The Joint Declaration presents friendship and cooperation between India and China as meeting "the need to... strengthen multipolarity at the international level." This is a commendable objective. However, the demonstrated tendency of the Vajpayee government to pursue a pro-U.S. line on a range of international issues is at sharp variance with this objective. The vacillations over taking even a formal stand opposing the U.S.-led war of aggression and occupation in Iraq reflected this line. The active consideration of the U.S. request that India send its troops as part of "a stabilisation force" to an Iraq under U.S.-U.K. military occupation, and the clandestine negotiations that have taken place on this issue, under pressure from the Bush administration, are a mockery of the commitment to "strengthen multipolarity at the international level."

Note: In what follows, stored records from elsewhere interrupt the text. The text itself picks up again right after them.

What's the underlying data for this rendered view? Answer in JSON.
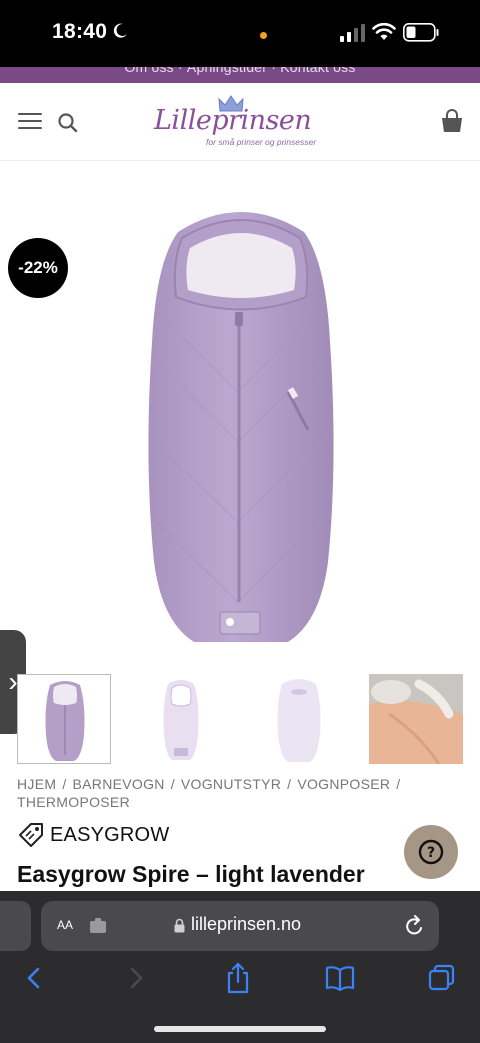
{
  "status_bar": {
    "time": "18:40"
  },
  "top_strip": {
    "links_text": "Om oss  ·  Åpningstider  ·  Kontakt oss"
  },
  "header": {
    "logo_text": "Lilleprinsen",
    "logo_tagline": "for små prinser og prinsesser"
  },
  "product": {
    "discount": "-22%",
    "side_tab_glyph": "›",
    "color": "#b39fc8"
  },
  "breadcrumb": {
    "items": [
      "HJEM",
      "BARNEVOGN",
      "VOGNUTSTYR",
      "VOGNPOSER",
      "THERMOPOSER"
    ],
    "separator": "/"
  },
  "brand": {
    "name": "EASYGROW"
  },
  "help": {
    "glyph": "?"
  },
  "title": "Easygrow Spire – light lavender",
  "browser": {
    "aa_label": "AA",
    "url": "lilleprinsen.no"
  },
  "colors": {
    "brand_purple": "#7a4a87",
    "safari_bar": "#2c2c2e",
    "toolbar_icon": "#3b82f6"
  }
}
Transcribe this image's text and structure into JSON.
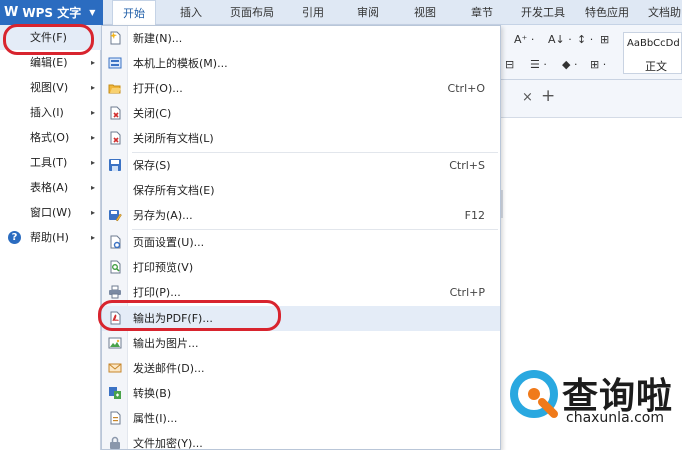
{
  "app": {
    "logo_glyph": "W",
    "title": "WPS 文字",
    "dropdown_glyph": "▼"
  },
  "tabs": [
    "开始",
    "插入",
    "页面布局",
    "引用",
    "审阅",
    "视图",
    "章节",
    "开发工具",
    "特色应用",
    "文档助"
  ],
  "ribbon": {
    "font_size_glyph": "A⁺ ·",
    "sort_glyph": "A↓ ·",
    "indent_glyph": "↕ ·",
    "table_glyph": "⊞",
    "grid_glyph": "⊟",
    "list_glyph": "☰ ·",
    "shade_glyph": "◆ ·",
    "border_glyph": "⊞ ·",
    "style_sample": "AaBbCcDd",
    "style_name": "正文"
  },
  "doctabs": {
    "close_glyph": "×",
    "add_glyph": "+"
  },
  "left_menu": [
    {
      "label": "文件(F)",
      "arrow": ""
    },
    {
      "label": "编辑(E)",
      "arrow": "▸"
    },
    {
      "label": "视图(V)",
      "arrow": "▸"
    },
    {
      "label": "插入(I)",
      "arrow": "▸"
    },
    {
      "label": "格式(O)",
      "arrow": "▸"
    },
    {
      "label": "工具(T)",
      "arrow": "▸"
    },
    {
      "label": "表格(A)",
      "arrow": "▸"
    },
    {
      "label": "窗口(W)",
      "arrow": "▸"
    },
    {
      "label": "帮助(H)",
      "arrow": "▸"
    }
  ],
  "help_icon_glyph": "?",
  "file_menu": [
    {
      "label": "新建(N)...",
      "shortcut": ""
    },
    {
      "label": "本机上的模板(M)...",
      "shortcut": ""
    },
    {
      "label": "打开(O)...",
      "shortcut": "Ctrl+O"
    },
    {
      "label": "关闭(C)",
      "shortcut": ""
    },
    {
      "label": "关闭所有文档(L)",
      "shortcut": ""
    },
    {
      "label": "保存(S)",
      "shortcut": "Ctrl+S"
    },
    {
      "label": "保存所有文档(E)",
      "shortcut": ""
    },
    {
      "label": "另存为(A)...",
      "shortcut": "F12"
    },
    {
      "label": "页面设置(U)...",
      "shortcut": ""
    },
    {
      "label": "打印预览(V)",
      "shortcut": ""
    },
    {
      "label": "打印(P)...",
      "shortcut": "Ctrl+P"
    },
    {
      "label": "输出为PDF(F)...",
      "shortcut": ""
    },
    {
      "label": "输出为图片...",
      "shortcut": ""
    },
    {
      "label": "发送邮件(D)...",
      "shortcut": ""
    },
    {
      "label": "转换(B)",
      "shortcut": ""
    },
    {
      "label": "属性(I)...",
      "shortcut": ""
    },
    {
      "label": "文件加密(Y)...",
      "shortcut": ""
    }
  ],
  "watermark": {
    "text": "查询啦",
    "url": "chaxunla.com"
  },
  "colors": {
    "accent": "#2b6cc0",
    "annotation": "#d8242e",
    "highlight": "#e4ecf7"
  }
}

Finally, the Vajpayee visit brought a welcome focus on economic cooperation between India and China. A $5 billion level of two-way trade is nothing to scoff at and the prospects are bright and exciting, especially if the Joint Study Group (of economists and officials) being set up works with a vision and without hang-ups. The mandate of the Joint Study Group is to go into the "potential complementarities" between the two big economies and, within a year, to come up with a comprehensive programme for the development of bilateral trade and economic cooperation for the next five years. Equally important, the Joint Declaration commits the two countries to enhancing cooperation at the World Trade Organisation for mutual benefit as well as in the broader interest of developing countries. If this promise is actualised through the mechanism of regular dialogues on WTO issues, then a great deal can be done to resist the damaging effects of unequal global bargains.

India's business community seems to have nothing but admiration for China's remarkable post-1979 economic transformation and policies while China's business and political leaders seem almost in awe of India's emergence on the world stage as a "software superpower." Such perceptions of mutual and complementary strengths as well as honest acknowledgement that a great deal needs to be done in overcoming mass deprivation and backwardness in the two developing countries with different systems should count for much in actualising the vision presented in the Joint Declaration.